Novak Djokovic batte un Dimitrov tirato a lucido e vince Bercy. La capacità di replicare all'infinito titoli di grande spessore, fa del serbo un prototipo utile a scrutare aspetti inediti della metodologia sportiva. Il settimo sigillo a ridosso della placida Senna, è stato uno smaccato confronto col nuovo che avanza, uno scorcio di tennis ad alto voltaggio ricco di spunti a dir poco interessanti. Uno dei quali attiene alla massa muscolare messa su dal Djoker lungo l'arco del biennio alle spalle. Una metamorfosi di cui non tutti hanno preso visione e che già da tempo, invece, ha modificato, seppure di poco, la morfologia dell'ex bimbo di Belgrado.
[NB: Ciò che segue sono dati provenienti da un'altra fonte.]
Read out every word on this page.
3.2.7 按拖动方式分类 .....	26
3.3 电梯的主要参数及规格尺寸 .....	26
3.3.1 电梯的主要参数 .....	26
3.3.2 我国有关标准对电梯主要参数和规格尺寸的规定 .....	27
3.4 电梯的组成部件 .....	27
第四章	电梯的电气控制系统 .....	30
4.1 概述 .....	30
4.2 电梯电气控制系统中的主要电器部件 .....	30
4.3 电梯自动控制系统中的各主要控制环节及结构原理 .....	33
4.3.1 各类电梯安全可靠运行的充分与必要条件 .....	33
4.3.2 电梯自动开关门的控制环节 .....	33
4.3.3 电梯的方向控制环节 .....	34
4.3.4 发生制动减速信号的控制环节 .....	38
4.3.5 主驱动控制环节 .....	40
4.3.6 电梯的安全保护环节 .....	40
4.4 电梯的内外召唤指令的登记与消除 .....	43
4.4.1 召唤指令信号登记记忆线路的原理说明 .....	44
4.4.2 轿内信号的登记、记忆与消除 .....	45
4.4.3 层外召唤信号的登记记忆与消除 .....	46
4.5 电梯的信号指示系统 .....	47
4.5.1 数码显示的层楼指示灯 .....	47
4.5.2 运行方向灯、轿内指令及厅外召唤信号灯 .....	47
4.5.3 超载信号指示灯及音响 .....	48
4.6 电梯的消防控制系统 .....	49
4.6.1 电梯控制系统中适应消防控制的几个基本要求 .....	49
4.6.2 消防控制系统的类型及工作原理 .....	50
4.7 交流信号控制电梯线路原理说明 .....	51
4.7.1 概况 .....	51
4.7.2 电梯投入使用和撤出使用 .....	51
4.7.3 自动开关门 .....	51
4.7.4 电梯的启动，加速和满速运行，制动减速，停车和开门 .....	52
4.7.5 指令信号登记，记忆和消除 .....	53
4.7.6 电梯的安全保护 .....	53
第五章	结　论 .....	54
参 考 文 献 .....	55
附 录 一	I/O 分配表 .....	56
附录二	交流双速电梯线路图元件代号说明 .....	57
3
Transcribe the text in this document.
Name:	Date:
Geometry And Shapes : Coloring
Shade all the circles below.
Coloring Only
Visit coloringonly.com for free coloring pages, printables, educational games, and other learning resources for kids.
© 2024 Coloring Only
Una scelta obbligata per appesantire i colpi e migliorare la mobilità, un antidoto coatto messo in essere da Novak per stare al passo con Alcaraz, Rune e lo stesso Rublev, giocatori ultimo grido saliti alla ribalta grazie a un tennis più potente di quello in vigore fino a qualche tempo fa.
Per avere contezza di un pensiero che poteva anche essere astruso, ho chiesto aiuto a Marco Panichi, amico di lunga data che ha in sorte le qualità atletiche del campione del mondo. "Si è vero.." mi ha illuminato lui di primo acchito, "...é esattamente l'obiettivo che ci siamo posti già da un paio d'anni in qua per compensare a una naturale flessione dovuta all'età. Lo scopo è quello di vincere qualche scambio in modo più breve e contrastare la potenza delle nuove leve".
Una riflessione, a ben vedere, che va oltre il fuoriclasse nudo e crudo per andare all'uomo aduso a ogni intemperia, ben lontano dal tirare i remi in barca. Al contrario scopriamo un campione che a dispetto di 36 primavere ben indossate, guarda al futuro con l'occhio vincente di chi non ama arrendersi e si pone, bensí, come fenomeno a cui dover rendere conto chissà per quanto tempo ancora.